Sodium oxide is a chemical compound with the formula Na2O. It is used in ceramics and glasses. It is a white solid. However, the compound itself is rarely encountered and instead, the name "sodium oxide" is used to describe components of various materials such as glasses and fertilizers which contain oxides that include sodium and other elements.

==Structure==
The structure of sodium oxide has been determined by X-ray crystallography. Most alkali metal oxides M2O (M = Li, Na, K, Rb) crystallise in the antifluorite structure. In this motif the positions of the anions and cations are reversed relative to their positions in CaF2, with sodium ions tetrahedrally coordinated to 4 oxide ions and oxide cubically coordinated to 8 sodium ions.

==Preparation==
Sodium oxide is produced by the reaction of sodium with sodium hydroxide, sodium peroxide, or sodium nitrite:
2 NaOH + 2 Na → 2 Na2O + H2
To the extent that NaOH is contaminated with water, correspondingly greater amounts of sodium are employed. Excess sodium is distilled from the crude product.
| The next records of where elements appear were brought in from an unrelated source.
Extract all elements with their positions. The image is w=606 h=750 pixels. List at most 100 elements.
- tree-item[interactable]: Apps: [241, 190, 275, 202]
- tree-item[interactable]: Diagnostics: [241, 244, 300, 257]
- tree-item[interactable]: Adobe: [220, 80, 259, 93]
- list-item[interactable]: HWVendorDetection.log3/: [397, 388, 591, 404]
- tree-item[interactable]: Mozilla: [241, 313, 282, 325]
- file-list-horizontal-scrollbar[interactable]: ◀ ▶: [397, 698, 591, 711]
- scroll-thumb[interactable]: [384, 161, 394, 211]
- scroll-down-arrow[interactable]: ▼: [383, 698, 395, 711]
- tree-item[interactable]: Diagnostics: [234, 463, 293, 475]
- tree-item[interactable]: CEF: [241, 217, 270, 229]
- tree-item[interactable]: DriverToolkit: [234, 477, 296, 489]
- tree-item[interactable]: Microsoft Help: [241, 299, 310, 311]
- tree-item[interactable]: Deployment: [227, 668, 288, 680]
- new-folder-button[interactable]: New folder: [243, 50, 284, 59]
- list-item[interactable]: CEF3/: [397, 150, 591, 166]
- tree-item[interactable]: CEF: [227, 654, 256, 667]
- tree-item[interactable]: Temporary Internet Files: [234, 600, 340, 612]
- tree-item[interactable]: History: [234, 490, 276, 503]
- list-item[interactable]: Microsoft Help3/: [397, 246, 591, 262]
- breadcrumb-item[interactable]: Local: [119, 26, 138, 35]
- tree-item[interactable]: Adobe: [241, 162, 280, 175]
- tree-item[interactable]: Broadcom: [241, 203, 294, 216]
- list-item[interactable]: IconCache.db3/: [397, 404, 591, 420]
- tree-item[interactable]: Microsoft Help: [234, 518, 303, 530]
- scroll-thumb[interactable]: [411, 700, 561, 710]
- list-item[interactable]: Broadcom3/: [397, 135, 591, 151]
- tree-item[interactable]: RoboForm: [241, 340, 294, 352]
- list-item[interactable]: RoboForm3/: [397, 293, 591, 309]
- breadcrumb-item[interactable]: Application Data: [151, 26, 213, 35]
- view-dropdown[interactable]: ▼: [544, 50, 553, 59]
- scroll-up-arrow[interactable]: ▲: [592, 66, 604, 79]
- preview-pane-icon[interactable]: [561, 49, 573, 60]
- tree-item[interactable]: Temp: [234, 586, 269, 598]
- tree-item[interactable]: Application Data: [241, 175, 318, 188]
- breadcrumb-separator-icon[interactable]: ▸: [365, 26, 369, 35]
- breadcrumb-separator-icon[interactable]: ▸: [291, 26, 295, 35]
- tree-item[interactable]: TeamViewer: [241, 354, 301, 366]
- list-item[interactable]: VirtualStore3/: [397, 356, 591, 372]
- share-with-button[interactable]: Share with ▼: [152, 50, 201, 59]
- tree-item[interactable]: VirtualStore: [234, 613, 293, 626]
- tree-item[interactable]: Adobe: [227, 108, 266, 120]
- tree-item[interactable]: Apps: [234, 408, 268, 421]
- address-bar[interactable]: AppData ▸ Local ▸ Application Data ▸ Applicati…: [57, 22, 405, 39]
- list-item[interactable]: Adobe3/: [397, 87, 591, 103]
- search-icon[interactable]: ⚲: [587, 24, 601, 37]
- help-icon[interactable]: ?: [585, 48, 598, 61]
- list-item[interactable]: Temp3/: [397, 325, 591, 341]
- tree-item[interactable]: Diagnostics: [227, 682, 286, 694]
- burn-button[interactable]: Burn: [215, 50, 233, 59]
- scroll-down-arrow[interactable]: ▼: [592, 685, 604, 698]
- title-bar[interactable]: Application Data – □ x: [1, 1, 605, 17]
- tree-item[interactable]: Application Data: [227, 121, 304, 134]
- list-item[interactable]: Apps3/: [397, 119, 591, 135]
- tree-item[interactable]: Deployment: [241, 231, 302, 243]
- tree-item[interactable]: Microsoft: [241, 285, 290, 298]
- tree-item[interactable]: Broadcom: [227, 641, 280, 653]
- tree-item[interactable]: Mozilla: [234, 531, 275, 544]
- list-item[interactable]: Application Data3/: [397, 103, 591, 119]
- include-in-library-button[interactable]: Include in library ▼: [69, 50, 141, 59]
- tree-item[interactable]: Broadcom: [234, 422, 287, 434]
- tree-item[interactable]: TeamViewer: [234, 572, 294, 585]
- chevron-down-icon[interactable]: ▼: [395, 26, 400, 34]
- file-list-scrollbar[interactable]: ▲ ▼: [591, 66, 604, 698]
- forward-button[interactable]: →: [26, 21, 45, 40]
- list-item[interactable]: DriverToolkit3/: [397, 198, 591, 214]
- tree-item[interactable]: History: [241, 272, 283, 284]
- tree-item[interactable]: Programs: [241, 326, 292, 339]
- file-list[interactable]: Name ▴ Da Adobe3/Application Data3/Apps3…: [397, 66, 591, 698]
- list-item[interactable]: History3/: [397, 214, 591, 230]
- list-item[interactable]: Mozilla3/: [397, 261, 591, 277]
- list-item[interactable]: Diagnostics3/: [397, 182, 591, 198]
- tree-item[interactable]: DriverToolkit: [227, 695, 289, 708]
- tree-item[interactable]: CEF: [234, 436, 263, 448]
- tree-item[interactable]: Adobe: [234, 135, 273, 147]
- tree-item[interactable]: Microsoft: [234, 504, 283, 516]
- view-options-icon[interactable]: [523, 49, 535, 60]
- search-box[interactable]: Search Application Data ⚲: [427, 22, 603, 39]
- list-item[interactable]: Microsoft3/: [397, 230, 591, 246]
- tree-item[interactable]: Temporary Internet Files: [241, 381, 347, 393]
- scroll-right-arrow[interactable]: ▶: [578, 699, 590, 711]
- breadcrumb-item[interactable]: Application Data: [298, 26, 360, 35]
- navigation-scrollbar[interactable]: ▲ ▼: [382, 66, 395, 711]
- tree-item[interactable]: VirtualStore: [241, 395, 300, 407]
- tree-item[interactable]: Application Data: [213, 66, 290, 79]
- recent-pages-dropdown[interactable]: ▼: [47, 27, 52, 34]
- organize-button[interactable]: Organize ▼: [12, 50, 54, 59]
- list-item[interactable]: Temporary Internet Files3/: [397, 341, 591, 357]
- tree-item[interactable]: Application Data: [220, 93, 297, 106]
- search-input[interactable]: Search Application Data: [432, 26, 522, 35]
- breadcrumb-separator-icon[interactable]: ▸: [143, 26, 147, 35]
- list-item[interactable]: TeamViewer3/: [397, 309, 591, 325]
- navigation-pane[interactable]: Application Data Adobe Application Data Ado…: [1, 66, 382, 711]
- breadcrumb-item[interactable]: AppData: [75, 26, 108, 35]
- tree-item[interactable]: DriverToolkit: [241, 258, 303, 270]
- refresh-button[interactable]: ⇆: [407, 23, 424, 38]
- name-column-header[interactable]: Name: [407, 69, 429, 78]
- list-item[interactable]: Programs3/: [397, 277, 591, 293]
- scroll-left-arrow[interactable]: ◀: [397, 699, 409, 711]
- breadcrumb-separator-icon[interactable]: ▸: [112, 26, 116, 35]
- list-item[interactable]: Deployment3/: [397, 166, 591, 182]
A second method involves heating a mixture of sodium azide and sodium nitrate:
5 NaN3 + NaNO3 → 3 Na2O + 8 N2

Burning sodium in air produces a mixture of Na2O and sodium peroxide (Na2O2):
4 Na + O2 → 2Na2O
and
2 Na + O2 → Na2O2

A third, much less common, method involves a single displacement reaction when heating sodium metal with iron(III) oxide (rust):

6 Na + Fe2O3 → 3 Na2O + 2 Fe

the reaction is done in an inert atmosphere to avoid the reaction of sodium with the air instead.

==Applications==
===Glassmaking===
Glasses are often described in terms of their sodium oxide content although they do not really contain Na2O. Furthermore, such glasses are not made from sodium oxide, but the equivalent of Na2O is added in the form of "soda" (sodium carbonate), which loses carbon dioxide at high temperatures:
Na2CO3 → Na2O + CO2
Na2O + SiO2 → Na2SiO3
Na2CO3 + SiO2 → Na2SiO3 + CO2

A typical manufactured glass contains around 15% sodium oxide, 70% silica (silicon dioxide), and 9% lime (calcium oxide). The sodium carbonate "soda" serves as a flux to lower the temperature at which the silica mixture melts. Such soda-lime glass has a much lower melting temperature than pure silica and has slightly higher elasticity. These changes arise because the Na2[SiO2]_{x}[SiO3]-based material is somewhat more flexible.

==Reactions==
Sodium oxide reacts readily and irreversibly with water to give sodium hydroxide:
Na2O + H2O → 2 NaOH
Because of this reaction, sodium oxide is sometimes referred to as the base anhydride of sodium hydroxide (more archaically, "anhydride of caustic soda").